Whites, blacks, men, women, gays, straights: No one escapes the razor wit of producer-star Keenan Ivory Wayans’s (White Chicks) sketch comedy show, still pertinent and relevant nearly a decade and a half later. Groundbreaking not just for its interracial cast but for its truly integrated attitude, these 22-minute episodes, which feel longer than they are, are packed with incisive, hilarious social commentary and pop-cultural satire, outrageous characters that were instantly classic when these 26 installments first aired in 1990-91: Homey the Clown, The Head Detective, the deliciously politically incorrect Men on Film.

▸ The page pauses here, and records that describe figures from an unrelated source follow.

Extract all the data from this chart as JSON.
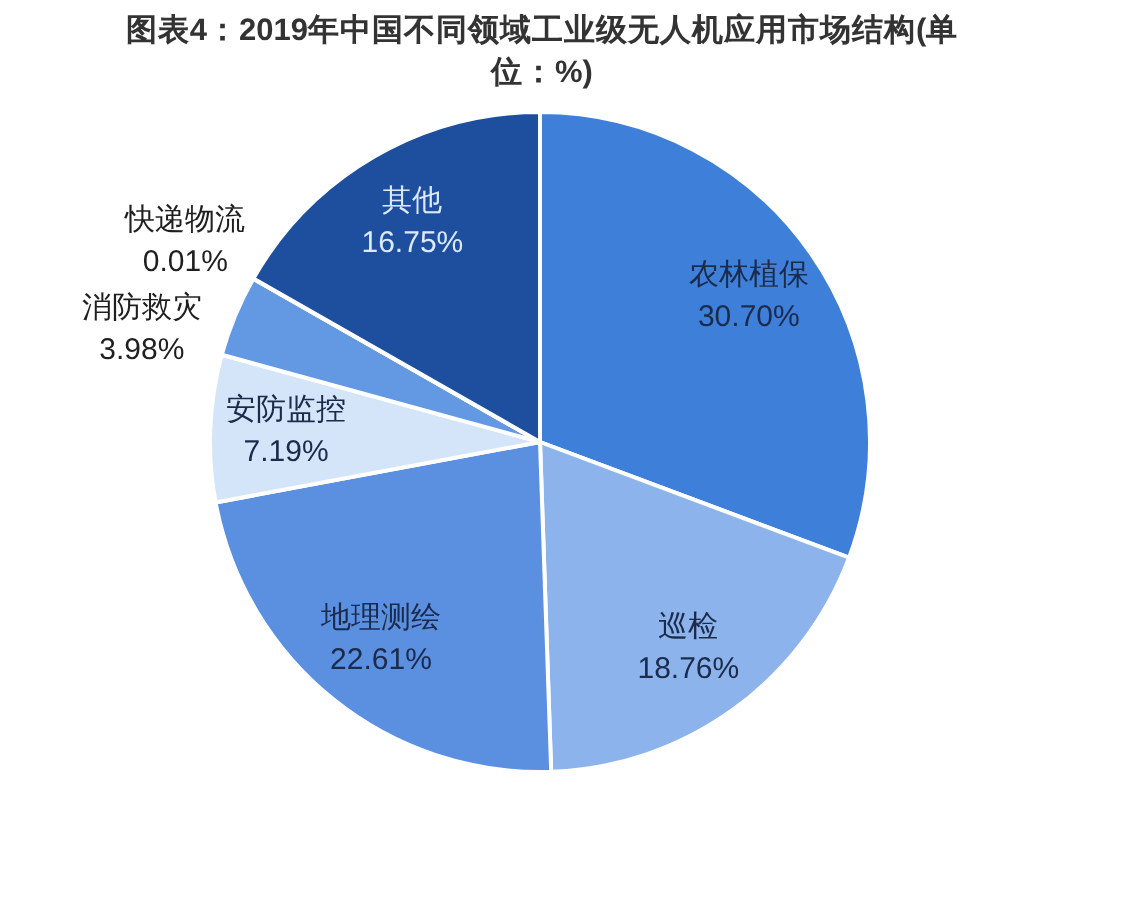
{
  "chart_data": {
    "type": "pie",
    "title": "图表4：2019年中国不同领域工业级无人机应用市场结构(单位：%)",
    "categories": [
      "农林植保",
      "巡检",
      "地理测绘",
      "安防监控",
      "消防救灾",
      "快递物流",
      "其他"
    ],
    "values": [
      30.7,
      18.76,
      22.61,
      7.19,
      3.98,
      0.01,
      16.75
    ],
    "colors": [
      "#3d7fd9",
      "#8cb3ec",
      "#5b8fdf",
      "#d5e5f9",
      "#6398e2",
      "#3a75cf",
      "#1e4f9f"
    ],
    "value_labels": [
      "30.70%",
      "18.76%",
      "22.61%",
      "7.19%",
      "3.98%",
      "0.01%",
      "16.75%"
    ]
  }
}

They’ve all aged well, partly because of the smart approach Wayans and his team — including brother Damon (Marci X) and sister Kim (Juwanna Mann), David Alan Grier (King of Texas), Tommy Davidson, Jamie Foxx (Collateral), and Jim Carrey (Eternal Sunshine of the Spotless Mind) — took, sending up hypocrisy and deconstructing stereotypes while never descending into cruelty. Damon Wayans’s palsied superhero Handi-Man, for instance, has a sweetness in him that negates any potential unkindness in the portrayal of him; all these characters, including what is arguably Carrey’s funniest ever, the supremely silly Fire Marshal Bill, have soul. The only odd oversight in this terrific package, which includes lots of commentaries and featurettes, is the lack of chapter stops within episodes to allow the viewer to jump from sketch to sketch.